I have been involved with a group of people living in an informal settlement (an area where people live and sleep in shacks, with no water or electricity and in the majority of cases very little food) on the fringes of a middle class suburb.
With the escalation of crime, some of it hi-jacking and people assaulted in their own homes, much fear and tension has been created in the nearby suburbs with the result that there has been pressure to try and re-locate the group. We have been trying to assist the group where possible specifically in the last year focussing on self-empowering them so that they can build a sense of pride and realise that they don’t always have to look to others to improve their own lives, even if it is a little bit.
One of these projects is to try and get the group to establish their own a small caring area for children where they can stay during the day and receive some stimulation. I felt that we were slowly making progress up until the previous week when I experienced a really confusing time. After much discussion we got the group to agree to set up their own sail and poles so that the children can have shade and protection against the elements, only to hear that in the same day the surrounding community threatened and forced them to take it down. The reason for their action was because of their fear that this will be the first of many structures to become permanent and therefore make re-location more difficult. I had two massive conflicting emotions challenging me: The one was total unbelief and the other guilt.

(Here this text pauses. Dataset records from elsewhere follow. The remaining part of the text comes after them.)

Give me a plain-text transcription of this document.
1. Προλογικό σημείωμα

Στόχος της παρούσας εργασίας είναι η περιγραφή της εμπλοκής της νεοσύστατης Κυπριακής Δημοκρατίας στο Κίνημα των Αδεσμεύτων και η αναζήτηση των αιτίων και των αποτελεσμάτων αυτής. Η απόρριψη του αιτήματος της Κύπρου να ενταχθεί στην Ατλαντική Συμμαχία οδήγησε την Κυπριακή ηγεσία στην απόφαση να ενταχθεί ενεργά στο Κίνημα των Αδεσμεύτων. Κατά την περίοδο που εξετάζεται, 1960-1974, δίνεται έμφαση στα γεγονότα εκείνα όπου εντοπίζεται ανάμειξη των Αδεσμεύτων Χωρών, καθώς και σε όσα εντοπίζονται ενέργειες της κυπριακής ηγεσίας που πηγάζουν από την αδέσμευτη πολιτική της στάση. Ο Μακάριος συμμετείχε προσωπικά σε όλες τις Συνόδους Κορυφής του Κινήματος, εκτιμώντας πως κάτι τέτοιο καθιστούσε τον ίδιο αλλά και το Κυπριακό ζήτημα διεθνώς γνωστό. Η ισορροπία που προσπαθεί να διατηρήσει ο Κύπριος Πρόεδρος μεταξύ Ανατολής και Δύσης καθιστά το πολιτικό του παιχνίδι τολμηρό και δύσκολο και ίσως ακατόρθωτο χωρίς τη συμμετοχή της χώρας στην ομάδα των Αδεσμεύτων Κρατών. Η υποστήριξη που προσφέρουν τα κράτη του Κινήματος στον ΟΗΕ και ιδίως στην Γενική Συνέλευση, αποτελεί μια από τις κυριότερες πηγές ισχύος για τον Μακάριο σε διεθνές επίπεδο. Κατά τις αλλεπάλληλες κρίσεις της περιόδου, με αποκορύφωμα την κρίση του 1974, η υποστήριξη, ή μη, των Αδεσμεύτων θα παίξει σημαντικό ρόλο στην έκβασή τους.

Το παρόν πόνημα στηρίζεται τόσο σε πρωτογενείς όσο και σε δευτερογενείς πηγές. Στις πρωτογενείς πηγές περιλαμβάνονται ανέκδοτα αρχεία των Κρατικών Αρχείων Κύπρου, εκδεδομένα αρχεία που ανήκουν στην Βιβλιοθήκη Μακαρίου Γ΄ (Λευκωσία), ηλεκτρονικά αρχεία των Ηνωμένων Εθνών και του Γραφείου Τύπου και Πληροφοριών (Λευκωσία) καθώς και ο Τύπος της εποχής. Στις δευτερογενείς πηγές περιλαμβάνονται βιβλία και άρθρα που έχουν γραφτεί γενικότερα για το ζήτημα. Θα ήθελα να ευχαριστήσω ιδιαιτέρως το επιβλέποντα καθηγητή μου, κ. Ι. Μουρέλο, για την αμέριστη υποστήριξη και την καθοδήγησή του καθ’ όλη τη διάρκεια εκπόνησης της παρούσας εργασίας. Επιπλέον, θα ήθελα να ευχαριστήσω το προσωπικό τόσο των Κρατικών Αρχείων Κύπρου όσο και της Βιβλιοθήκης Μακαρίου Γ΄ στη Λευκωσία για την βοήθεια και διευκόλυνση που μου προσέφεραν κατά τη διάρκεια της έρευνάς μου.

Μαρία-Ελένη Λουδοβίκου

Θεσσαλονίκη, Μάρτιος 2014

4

Unbelief because I know that not everyone living in these conditions are there by choice, that they only want a better life for themselves and their children and that there are only a small portion of the group that have criminal intentions. Human nature, though, does not easily allow for distinction and therefore it is sometimes just easier to assume a community is either good or bad without trying to make an effort to look at individuals in their own context. The result in this case is that this community are on their knees and even though they are trying to slowly stand up, their reputation and the surrounding communities are pushing them back down.
So where does my feeling of guilt come in? I have friends with children who have been hi-jacked and threatened at gunpoint. Seeing the emotional and psychological upheaval that they had to go through and the persistent fear that will never go away made me realise that if I have to be totally honest with myself I am not sure I wouldn’t also divert back to forcing this little group to take their sail down for fear, that if they stay, something similar can happen to myself and my family.
With these emotions struggling in me I have to ask myself what God would expect us to do?
I found my answer in Micah 6:6-8 which quite frankly may sound simple but is not easy to process and implement. In response to God’s accusation that Israel has broken covenant, Israel wants to know what they need to sacrifice so that they can come into God’s presence again
How can I stand up before GOD and show proper respect to the high God? Should I bring an armload of offerings topped off with yearling calves? Would GOD be impressed with thousands of rams, with buckets and barrels of olive oil? Would he be moved if I sacrificed my firstborn child, my precious baby, to cancel my sin? But he’s already made it plain how to live, what to do, what GOD is looking for in men and women. It’s quite simple: Do what is fair and just to your neighbour, be compassionate and loyal in your love, and don’t take yourself too seriously – take God seriously (Micah 6:6-8) (Message)
Our fears and experiences can sometimes cloud our judgement so much that we forget what Jesus meant when he came to proclaim the Kingdom of God. Even though God’s Kingdom will be fulfilled in the future, part of it is already with us here today and therefore require us to live a certain way of life. As difficult as it may practically be for us, we have to realise that we have no right to decide how far God’s justice and love can stretch, and when we act on our fears we are in fact standing in God’s way.
Here is the thing. We can go to church on a regular basis, we can be spiritually disciplined reading the Bible and praying and we can tithe as much as we want, but if we cannot consistently act justly towards all others and show love and kindness we have to know that our actions show a disrespect to God.
I have to learn to ask the Holy Spirit to help me overcome all my fears and uncertainties so that I can become one of those people GOD is looking for and behave in a way that He expects from me.